« Il y a levain et levain : celui du bien et celui du mal. Le
levain du mal, ce poison satanique, fermente plus facilement que celui
du bien, car il trouve une matière plus adaptée à son action dans le
cœur de l’homme, dans sa pensée, dans sa chair, qui sont séduits tous
les trois par une volonté égoïste, donc contraire à la volonté
universelle, qui est celle de Dieu.
La volonté de Dieu est
universelle car elle ne s’arrête jamais à une pensée personnelle : elle
considère le bien de l’univers entier. Rien ne peut augmenter la
perfection de Dieu d’aucune façon, car il a toujours parfaitement
possédé tout ce qui existe. Par conséquent, il ne peut exister en lui de
pensée d’intérêt propre pour mettre en œuvre quelque action que ce
soit.
Quand on dit qu’on fait tel geste pour la plus grande
gloire de Dieu, dans l’intérêt de Dieu, ce n’est pas que la gloire
divine soit en elle-même susceptible de grandir, mais parce que tout ce
qui se trouve dans la création porte une empreinte de bien et que toute
personne qui accomplit le bien — et par conséquent mérite de le posséder
— se pare du signe de la gloire divine. Elle rend ainsi gloire à la
Gloire elle-même qui a glorieusement tout créé. C’est un témoignage, en
somme, que personnes et choses rendent à Dieu en attestant par leurs
œuvres l’Origine parfaite dont elles proviennent.
Il s’ensuit
que, lorsque Dieu vous ordonne, vous conseille ou vous inspire une
action, il n’est pas poussé par quelque intérêt égoïste, mais par une
pensée altruiste, charitable, pour votre bien-être. Voilà pourquoi la
volonté de Dieu n’est jamais égoïste, mais au contraire toute tournée
vers l’altruisme, vers l’universalité. Elle est l’unique et vraie force
du monde entier qui ait en vue le bien universel.
Le levain du
bien, germe spirituel venu de Dieu, trouve au contraire dans sa
croissance beaucoup d’oppositions et de difficultés ; il a beaucoup de
mal à se développer, car il a contre lui les réactions favorables à
l’autre levain : la chair, le cœur et la pensée de l’homme, envahis par
un égoïsme, l’antithèse du bien, qui, lui, par son origine, ne peut être
qu’Amour. Chez la plupart des hommes, la volonté du bien fait défaut ;
c’est pourquoi il devient stérile et meurt, ou alors, il vit avec tant
de mal qu’il ne lève pas : il stagne.
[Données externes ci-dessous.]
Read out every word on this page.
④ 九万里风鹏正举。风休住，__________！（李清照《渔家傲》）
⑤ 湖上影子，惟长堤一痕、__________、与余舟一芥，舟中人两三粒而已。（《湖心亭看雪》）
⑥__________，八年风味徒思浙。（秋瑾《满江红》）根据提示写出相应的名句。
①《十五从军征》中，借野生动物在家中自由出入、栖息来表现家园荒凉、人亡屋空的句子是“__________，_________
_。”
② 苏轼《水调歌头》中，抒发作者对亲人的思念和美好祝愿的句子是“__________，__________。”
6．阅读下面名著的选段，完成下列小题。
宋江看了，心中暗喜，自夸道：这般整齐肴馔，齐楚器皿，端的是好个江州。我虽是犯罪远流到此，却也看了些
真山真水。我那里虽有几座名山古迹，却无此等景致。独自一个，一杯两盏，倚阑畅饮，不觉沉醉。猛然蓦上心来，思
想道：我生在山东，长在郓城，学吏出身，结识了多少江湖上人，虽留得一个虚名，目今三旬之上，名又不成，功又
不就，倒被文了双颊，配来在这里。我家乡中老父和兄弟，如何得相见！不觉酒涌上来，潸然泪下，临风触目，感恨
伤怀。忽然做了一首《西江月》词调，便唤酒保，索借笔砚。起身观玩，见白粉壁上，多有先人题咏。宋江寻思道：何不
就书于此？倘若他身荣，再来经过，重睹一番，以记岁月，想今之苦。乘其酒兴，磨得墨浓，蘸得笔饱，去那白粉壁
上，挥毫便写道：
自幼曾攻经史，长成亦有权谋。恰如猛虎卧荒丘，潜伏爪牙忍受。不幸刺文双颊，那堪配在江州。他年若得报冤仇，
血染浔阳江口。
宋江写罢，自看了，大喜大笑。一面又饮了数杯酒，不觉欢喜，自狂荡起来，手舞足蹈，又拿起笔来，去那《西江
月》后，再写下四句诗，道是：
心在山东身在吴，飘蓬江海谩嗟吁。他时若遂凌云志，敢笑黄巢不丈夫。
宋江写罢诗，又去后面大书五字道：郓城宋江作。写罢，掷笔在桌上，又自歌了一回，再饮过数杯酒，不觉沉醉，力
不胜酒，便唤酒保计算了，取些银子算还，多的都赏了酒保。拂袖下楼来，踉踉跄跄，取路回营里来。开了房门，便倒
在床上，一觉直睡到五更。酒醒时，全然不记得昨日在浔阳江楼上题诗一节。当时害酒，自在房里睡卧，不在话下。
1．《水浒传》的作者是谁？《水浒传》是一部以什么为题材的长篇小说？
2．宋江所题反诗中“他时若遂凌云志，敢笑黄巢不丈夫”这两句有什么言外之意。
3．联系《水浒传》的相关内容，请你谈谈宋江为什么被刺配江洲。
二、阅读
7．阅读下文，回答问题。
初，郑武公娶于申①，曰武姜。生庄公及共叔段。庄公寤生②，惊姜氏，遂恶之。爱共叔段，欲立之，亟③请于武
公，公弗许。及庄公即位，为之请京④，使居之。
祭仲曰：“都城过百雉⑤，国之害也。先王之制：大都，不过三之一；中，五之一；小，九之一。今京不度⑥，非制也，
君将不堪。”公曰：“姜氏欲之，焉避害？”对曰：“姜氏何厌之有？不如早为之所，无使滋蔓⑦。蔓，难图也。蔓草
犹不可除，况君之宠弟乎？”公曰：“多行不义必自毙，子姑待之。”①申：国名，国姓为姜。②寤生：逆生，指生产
Il n’y a pas de faute grave, mais
il n’y a pas non plus d’effort pour faire mieux : l’esprit gît, inerte,
non pas mort, mais infécond.
Faites attention à ceci : ne pas
commettre le mal ne sert qu’à éviter l’enfer. Pour jouir tout de suite
du beau paradis, il faut absolument faire le bien, dans la mesure où
l’on y parvient, en luttant contre soi-même et contre les autres. C’est
pour cette raison que j’ai dit que j’étais venu mettre la guerre et non
pas la paix entre père et enfants, entre frères et sœurs, quand cette
guerre devait défendre la volonté de Dieu et sa Loi contre les
oppositions des volontés humaines tournées dans des directions
contraires à ce que veut Dieu.
En
Zachée, la petite poignée de levain du bien avait produit une grande
fermentation. A l’origine, seules quelques bribes étaient tombées dans
son cœur : on lui avait rapporté mon discours de la Montagne, d’ailleurs
incorrectement et certainement mutilé en grande partie, comme c’est
souvent le cas.
Zachée était publicain et pécheur, mais non
par mauvaise volonté. Il était comme un homme qu’un voile de cataracte
sur les pupilles empêche de bien voir. Mais il sait que l’œil, dégagé de
ce voile, retrouve une bonne vue et ce malade désire qu’on le lui
enlève. C’était le cas de Zachée. Il n’était ni convaincu ni heureux :
pas convaincu des pratiques pharisaïques qui désormais avaient remplacé
la vraie Loi, et pas heureux de sa manière de vivre.
Il
cherchait instinctivement la lumière, la vraie Lumière. Il en a reconnu
une étincelle dans ce fragment de discours et il l’a enfermée dans son
cœur comme un trésor. Parce qu’il l’aimait — remarque bien cela, Maria :
parce qu’il l’aimait —, cette étincelle devint de plus en plus vive,
intense, éblouissante, et l’amena à discerner nettement le bien et le
mal, et à choisir avec sagesse, en coupant généreusement les tentacules
qui auparavant — des richesses au cœur, et du cœur aux richesses — le
retenaient emprisonné dans un filet qui l’avait sournoisement réduit en
esclavage.
“ Parce qu’il l’aimait ” : voilà le secret du
succès, grand ou moindre. On réussit quand on aime. On ne réussit que
peu quand on aime chichement. On échoue quand on n’aime pas. C’est vrai
dans tous les domaines, donc à plus forte raison dans les choses de Dieu
où, bien que Dieu soit invisible aux sens corporels, il faut avoir un
amour, j’ose dire parfait — dans la mesure où une créature peut
atteindre la perfection — pour réussir dans une entreprise, et, ici,
dans la sainteté.
Zachée, dégoûté du monde et de la chair,
comme il était dégoûté du caractère mesquin des pratiques pharisaïques
si habiles à couper les cheveux en quatre, intransigeantes pour les
autres, trop complaisantes pour eux-mêmes, a aimé ce petit trésor que
fut l’une de mes paroles, arrivée à lui par pur hasard, humainement
parlant. Il l’a aimée comme la plus belle richesse que sa vie de
quarante années ait possédée. Dès lors, il a centré son cœur et sa
pensée sur ce point.
Le cœur de l’homme est là où se trouve
son trésor ; cela ne concerne pas seulement le mal, mais aussi le bien.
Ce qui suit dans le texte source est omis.